To answer the prevailing question of the day, CIP has not helped Saint Lucia improve its social and economic situation, product and service markets, and neither has it helped buttress the island’s capital market’s medium to long term traction to achieve higher GDP growth and simultaneously service its debts.

Importantly, there is the need to strengthen financial sector legislative and regulatory frameworks that prioritize transparency, accountability and best practices in due diligence, to safeguard against money laundering, terrorism and tax evasion.

With little to show, there has been much discussion about CIP against the background that it has not advanced the lives of Saint Lucians in general and whether the programme has jeopardised the reputation and/or undermined the security of the country.

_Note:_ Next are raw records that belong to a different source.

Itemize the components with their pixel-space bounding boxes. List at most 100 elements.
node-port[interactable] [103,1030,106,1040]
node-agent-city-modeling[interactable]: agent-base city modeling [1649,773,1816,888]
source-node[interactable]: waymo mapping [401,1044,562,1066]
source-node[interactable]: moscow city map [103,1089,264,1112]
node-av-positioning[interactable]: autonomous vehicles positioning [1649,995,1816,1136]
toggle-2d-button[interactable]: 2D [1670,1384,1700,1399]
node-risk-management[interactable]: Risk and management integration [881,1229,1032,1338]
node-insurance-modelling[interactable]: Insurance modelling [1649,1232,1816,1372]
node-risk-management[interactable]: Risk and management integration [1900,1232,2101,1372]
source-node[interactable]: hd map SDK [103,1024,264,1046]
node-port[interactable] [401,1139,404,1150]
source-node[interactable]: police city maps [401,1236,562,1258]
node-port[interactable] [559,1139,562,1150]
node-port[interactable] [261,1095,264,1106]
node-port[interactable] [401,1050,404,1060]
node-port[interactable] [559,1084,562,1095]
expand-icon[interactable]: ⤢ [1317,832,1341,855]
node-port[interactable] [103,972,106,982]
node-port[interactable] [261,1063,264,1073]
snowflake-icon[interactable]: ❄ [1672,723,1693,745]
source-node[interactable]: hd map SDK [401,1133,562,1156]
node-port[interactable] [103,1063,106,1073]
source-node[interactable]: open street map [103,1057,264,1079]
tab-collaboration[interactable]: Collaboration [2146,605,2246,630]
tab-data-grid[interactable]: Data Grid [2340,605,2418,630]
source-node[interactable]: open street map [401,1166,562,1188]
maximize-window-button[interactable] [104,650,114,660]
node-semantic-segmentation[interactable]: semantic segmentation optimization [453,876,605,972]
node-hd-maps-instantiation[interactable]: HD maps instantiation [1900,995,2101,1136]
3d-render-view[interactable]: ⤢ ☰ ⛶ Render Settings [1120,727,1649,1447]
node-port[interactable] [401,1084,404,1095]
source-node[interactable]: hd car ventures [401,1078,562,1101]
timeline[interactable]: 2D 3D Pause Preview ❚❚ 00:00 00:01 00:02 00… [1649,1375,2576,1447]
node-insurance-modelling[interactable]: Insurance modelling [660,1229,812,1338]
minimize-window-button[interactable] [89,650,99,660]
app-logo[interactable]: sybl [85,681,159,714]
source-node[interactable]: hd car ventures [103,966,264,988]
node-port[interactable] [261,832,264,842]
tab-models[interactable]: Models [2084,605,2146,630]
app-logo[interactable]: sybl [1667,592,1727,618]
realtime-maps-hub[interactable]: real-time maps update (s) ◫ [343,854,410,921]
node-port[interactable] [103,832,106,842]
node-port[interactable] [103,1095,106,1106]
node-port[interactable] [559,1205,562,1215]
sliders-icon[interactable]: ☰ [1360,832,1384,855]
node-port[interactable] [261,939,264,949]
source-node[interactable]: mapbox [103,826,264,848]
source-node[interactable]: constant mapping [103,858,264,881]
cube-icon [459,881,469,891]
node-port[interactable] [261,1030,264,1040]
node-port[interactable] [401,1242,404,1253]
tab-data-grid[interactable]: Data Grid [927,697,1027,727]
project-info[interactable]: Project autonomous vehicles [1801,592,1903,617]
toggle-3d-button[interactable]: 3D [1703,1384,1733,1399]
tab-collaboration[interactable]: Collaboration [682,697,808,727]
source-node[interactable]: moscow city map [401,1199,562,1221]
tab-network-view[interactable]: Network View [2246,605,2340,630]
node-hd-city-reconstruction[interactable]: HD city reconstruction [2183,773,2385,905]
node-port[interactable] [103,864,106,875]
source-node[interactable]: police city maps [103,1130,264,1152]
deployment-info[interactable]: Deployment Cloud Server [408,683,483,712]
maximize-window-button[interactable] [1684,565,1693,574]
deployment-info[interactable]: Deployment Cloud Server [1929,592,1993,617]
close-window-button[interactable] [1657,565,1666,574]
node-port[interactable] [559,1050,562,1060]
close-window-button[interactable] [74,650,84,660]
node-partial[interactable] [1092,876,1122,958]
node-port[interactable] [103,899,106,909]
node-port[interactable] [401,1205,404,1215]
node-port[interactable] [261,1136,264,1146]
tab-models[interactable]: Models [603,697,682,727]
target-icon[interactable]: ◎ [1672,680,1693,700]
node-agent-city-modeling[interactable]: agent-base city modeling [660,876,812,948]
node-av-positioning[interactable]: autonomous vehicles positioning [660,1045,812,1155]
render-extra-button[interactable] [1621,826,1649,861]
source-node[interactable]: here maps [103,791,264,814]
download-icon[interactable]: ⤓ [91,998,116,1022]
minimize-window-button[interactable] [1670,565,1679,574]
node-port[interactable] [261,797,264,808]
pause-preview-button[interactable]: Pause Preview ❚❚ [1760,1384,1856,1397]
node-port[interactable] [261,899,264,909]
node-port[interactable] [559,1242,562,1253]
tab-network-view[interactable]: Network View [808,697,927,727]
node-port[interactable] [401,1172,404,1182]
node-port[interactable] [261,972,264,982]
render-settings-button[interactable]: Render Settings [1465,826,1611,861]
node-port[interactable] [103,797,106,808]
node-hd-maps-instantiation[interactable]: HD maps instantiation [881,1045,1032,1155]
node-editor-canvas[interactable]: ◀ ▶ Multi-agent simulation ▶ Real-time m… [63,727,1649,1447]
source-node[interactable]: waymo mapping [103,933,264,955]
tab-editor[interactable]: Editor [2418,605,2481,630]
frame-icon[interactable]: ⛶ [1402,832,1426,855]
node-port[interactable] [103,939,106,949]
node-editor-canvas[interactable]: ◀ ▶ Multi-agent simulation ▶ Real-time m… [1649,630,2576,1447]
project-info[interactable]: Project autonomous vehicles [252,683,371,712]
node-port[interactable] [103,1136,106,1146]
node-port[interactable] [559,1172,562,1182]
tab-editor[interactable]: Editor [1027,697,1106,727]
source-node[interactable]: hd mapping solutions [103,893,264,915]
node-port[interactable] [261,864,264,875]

Philip J Pierre, political leader of the Saint Lucia Labour Party (SLP) and leader of the opposition, reacting to the US State Department’s 2018 annual International Narcotics Control Strategy Report (INCSR) said:

“Our worse fears on the CIP have been realized. We warned the government not to interfere with the CIP programme as conceived by the Saint Lucia Labour Party, now according to the US State Department the entire programme may be in jeopardy.”

The SLP has pledged to review every citizenship granted by the current government under the CIP:

“Without any hesitation, when the Labour Party resumes office, we will reinstate the net worth requirement and will undertake another due diligence assessment on each and every application granted under the UWP, with our promise to revoke any passports of applicants, who do not meet the $3 million net worth requirement or do not meet the strict due diligence requirements which Saint Lucians expect. Applicants applying for citizenship in St Lucia should be warned that when the SLP is returned to office, we will also demand that all citizens who did not donate the full contribution amount of US$200,000, will be compelled to top up the contribution that they made at the time of becoming citizens.

“For the sanctity of our citizenship, we do not tolerate any applicants who do not meet the first-class standard that we expect from individuals seeking citizenship in Saint Lucia.”